Regression test suites
Regression Test suites or scripts are more suited for projects of long duration and ones with potential future releases. The Manual regression test scripts are usually checklists or test plans, which are used to execute the stated steps repeatedly at various stages of the project or with every code change. This is suited for smaller projects. When the size of the project is large, then performing the regression tests manually becomes tedious and also error-prone. Automated regression test suites or scripts generated using various testing tools is a good solution for large-scale projects. The automated scripts help in covering a large number of test cases over a matter of hours. This helps in saving time and better utilization of the resources for other important tasks.

Continuous testing
Testing needs to be done on a continuous basis. When testing a product, the testing team should not restrict itself to the tasks of daily execution of automated regression scripts or testing of bug fixes. Testing of the product needs to be done outside the scope of bug fixes and test scripts. The more the product is tested, the better the quality. But this would hold true only if the testing being done is meaningful. Unstructured testing of just clicking on all the options available on the screen is of no help at all. Systematic and Structured testing is required for the testing to be effective. A good tool for this are the checklists.

Checklists need not be elaborate documents following strict templates. A tester can prepare his/her own checklists. Before starting to test a module, testers must spend some time analyzing the requirements and note down areas to be tested that they deem critical to the success of the module or project. These are the checklists that they can use to actually test the code.

The checklists are also useful in cases where a part of the product is being enhanced or numerous changes are being done to it. In this case, the testing would be done at various points of time and not at a stretch. The checklists then would help in tracking what was tested and what was not. One important thing to be remembered with checklists is that, these shouldn’t be static documents. They have to grow with use. The testers need to update their checklist as and when they come across new issues.

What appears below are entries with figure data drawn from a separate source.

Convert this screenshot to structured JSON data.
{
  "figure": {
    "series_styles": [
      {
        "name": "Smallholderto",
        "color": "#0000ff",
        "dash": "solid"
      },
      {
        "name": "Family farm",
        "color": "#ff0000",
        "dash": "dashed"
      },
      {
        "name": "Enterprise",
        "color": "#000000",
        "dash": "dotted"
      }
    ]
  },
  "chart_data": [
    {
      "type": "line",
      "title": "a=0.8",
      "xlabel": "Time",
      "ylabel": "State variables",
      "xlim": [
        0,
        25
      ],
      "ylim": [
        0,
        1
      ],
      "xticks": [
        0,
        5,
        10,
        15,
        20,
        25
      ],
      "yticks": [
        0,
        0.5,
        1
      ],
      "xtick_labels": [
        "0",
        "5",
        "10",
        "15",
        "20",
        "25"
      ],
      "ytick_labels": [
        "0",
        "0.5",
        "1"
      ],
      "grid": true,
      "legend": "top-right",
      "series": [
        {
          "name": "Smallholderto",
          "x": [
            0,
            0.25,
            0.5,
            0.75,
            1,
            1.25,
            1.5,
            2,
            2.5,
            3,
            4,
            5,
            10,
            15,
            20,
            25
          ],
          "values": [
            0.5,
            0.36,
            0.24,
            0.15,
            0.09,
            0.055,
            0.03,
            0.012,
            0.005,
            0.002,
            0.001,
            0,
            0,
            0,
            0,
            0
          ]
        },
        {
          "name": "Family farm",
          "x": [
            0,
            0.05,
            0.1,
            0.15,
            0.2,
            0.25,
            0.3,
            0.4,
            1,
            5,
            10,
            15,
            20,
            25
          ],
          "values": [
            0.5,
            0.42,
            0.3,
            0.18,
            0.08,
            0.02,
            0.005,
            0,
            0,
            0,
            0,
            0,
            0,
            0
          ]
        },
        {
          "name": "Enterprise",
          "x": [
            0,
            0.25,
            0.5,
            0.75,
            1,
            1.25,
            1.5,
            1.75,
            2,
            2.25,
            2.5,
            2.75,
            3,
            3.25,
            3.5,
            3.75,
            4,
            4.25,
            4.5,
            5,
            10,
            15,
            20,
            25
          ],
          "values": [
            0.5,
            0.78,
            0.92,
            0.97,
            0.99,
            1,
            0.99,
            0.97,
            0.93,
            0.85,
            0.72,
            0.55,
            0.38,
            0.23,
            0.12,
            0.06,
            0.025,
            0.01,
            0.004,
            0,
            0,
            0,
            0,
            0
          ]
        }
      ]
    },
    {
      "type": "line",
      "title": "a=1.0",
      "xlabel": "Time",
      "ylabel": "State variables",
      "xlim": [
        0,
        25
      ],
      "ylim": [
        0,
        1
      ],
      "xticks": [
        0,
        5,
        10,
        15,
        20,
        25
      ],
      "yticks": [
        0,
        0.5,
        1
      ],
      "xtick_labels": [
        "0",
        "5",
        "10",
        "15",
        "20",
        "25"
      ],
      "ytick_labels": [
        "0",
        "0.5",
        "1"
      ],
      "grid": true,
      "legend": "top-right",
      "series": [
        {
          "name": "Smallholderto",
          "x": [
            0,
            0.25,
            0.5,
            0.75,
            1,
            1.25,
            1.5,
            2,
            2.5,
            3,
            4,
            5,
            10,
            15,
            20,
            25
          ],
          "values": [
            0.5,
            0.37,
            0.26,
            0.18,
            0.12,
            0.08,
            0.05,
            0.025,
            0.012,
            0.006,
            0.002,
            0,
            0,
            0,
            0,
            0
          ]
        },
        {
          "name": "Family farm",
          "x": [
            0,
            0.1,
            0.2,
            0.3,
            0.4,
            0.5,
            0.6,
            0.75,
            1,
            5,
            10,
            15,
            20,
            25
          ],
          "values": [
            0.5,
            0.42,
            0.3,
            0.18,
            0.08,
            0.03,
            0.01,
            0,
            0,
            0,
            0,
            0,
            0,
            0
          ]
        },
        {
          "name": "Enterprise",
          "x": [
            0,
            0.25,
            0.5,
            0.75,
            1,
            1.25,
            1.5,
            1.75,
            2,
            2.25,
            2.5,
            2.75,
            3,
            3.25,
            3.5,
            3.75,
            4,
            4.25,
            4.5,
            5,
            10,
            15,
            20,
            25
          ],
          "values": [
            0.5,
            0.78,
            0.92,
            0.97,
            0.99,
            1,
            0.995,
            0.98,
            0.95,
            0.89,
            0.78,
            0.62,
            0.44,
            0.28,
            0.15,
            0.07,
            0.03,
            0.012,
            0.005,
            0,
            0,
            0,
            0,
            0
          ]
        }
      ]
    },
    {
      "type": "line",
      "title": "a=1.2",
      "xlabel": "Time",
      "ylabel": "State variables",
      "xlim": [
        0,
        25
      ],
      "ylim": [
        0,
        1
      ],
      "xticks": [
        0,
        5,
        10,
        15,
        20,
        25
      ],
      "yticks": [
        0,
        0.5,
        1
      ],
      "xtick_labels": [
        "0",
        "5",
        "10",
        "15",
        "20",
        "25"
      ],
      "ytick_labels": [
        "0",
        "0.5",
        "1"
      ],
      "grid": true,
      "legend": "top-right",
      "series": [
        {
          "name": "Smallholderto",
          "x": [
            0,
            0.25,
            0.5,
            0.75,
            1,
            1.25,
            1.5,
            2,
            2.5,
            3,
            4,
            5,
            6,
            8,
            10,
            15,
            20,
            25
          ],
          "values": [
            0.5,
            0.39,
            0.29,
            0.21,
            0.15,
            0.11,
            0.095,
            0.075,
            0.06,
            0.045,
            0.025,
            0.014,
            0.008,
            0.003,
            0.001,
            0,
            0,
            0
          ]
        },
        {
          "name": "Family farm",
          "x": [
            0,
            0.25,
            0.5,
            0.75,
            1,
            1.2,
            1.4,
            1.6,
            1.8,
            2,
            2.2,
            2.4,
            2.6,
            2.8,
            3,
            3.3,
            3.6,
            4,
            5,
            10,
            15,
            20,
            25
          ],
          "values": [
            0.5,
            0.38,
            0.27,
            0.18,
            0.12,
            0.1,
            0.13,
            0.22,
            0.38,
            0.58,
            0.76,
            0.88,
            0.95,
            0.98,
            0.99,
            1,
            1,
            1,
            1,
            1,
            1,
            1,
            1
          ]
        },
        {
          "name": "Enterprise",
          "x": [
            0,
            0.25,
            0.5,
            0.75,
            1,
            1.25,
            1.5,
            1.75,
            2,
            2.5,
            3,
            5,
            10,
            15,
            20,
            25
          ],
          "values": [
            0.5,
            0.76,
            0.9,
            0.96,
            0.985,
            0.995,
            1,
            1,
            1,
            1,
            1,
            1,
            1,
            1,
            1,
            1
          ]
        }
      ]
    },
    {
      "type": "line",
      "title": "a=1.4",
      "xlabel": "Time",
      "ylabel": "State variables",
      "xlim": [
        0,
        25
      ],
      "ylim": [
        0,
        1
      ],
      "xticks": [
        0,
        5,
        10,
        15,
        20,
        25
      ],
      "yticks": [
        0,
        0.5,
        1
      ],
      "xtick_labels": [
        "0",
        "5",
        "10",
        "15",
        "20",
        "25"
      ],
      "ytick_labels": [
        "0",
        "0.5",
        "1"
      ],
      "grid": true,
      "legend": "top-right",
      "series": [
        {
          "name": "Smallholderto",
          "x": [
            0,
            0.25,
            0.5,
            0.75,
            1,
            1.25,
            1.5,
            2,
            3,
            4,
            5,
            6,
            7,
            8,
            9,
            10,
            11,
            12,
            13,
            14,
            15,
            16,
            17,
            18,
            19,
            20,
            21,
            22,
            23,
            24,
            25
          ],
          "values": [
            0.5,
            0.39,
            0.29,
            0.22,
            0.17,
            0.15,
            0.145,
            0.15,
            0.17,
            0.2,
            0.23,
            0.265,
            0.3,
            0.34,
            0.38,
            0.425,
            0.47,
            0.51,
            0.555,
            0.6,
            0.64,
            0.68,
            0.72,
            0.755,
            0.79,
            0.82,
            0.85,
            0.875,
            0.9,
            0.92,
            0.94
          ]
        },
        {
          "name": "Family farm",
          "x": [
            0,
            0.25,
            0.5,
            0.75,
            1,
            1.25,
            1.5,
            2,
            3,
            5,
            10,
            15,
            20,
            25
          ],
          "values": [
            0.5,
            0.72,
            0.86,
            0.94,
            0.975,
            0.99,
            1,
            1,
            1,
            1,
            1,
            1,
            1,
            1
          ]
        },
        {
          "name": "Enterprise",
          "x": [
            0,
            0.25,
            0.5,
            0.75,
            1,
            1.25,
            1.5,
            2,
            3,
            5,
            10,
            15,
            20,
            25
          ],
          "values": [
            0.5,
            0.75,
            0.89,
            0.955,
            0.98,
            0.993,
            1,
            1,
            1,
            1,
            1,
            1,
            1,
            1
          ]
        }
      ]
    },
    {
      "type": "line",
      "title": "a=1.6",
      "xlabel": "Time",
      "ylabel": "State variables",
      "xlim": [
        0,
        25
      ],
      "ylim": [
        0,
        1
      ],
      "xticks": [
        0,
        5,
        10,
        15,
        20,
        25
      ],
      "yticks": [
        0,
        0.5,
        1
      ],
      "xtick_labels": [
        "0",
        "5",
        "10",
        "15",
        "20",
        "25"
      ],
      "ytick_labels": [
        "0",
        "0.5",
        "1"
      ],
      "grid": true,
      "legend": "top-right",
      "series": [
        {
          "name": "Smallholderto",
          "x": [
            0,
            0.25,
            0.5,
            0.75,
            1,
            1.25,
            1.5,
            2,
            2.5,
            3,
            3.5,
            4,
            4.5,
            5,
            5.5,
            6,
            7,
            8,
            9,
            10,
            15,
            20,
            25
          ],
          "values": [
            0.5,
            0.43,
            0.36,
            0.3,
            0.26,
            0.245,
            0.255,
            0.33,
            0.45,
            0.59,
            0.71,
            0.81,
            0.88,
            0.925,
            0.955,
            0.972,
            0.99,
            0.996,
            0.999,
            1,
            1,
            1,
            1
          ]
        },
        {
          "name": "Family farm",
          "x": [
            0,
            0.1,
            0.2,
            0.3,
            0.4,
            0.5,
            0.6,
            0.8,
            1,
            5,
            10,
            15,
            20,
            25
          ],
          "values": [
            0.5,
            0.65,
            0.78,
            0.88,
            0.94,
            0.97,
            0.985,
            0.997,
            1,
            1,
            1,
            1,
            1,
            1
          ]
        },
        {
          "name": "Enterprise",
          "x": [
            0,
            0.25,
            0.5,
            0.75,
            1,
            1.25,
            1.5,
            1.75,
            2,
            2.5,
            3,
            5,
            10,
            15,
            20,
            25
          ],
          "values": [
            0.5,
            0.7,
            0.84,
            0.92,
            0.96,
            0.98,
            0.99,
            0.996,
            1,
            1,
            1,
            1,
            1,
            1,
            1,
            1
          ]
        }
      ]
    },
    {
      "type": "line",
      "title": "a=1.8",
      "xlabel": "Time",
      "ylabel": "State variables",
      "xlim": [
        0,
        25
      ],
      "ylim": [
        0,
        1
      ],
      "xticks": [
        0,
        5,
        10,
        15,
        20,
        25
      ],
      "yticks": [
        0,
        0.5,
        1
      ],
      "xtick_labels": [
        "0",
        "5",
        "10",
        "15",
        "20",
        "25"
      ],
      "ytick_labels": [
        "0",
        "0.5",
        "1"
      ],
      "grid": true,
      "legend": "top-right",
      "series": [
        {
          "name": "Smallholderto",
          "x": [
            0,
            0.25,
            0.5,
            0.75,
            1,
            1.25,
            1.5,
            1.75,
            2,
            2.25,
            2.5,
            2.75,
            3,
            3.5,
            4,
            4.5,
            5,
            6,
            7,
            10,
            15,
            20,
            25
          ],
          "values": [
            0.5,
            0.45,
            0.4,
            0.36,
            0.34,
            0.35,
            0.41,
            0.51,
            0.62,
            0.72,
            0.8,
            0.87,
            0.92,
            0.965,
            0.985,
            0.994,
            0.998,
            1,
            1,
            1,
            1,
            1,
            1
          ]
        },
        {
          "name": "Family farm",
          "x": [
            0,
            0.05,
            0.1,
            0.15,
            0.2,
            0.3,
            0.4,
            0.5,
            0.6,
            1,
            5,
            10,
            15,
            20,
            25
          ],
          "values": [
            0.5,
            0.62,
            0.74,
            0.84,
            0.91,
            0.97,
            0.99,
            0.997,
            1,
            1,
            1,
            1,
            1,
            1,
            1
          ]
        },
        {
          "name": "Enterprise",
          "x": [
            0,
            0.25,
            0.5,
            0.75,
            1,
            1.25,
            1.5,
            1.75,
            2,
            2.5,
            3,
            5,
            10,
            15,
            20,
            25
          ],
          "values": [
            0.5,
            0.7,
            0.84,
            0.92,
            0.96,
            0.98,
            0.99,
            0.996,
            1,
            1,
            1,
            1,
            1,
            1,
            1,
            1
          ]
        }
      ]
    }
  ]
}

No Project manager should release a product if the Testing team does not sign-off on the Product. At the same time no Project Manager should let the project drag on for months on end, just because the testing team feels that the product is not 100% bug free. The testing team should not be a hurdle in the path to project completion but a useful facilitator.

Finally, it is not enough to have a testing team. One has to have the RIGHT team. A team that knows its roles and responsibilities and is dedicated to it. A team which can deliver the goods the way it is required and when it is required.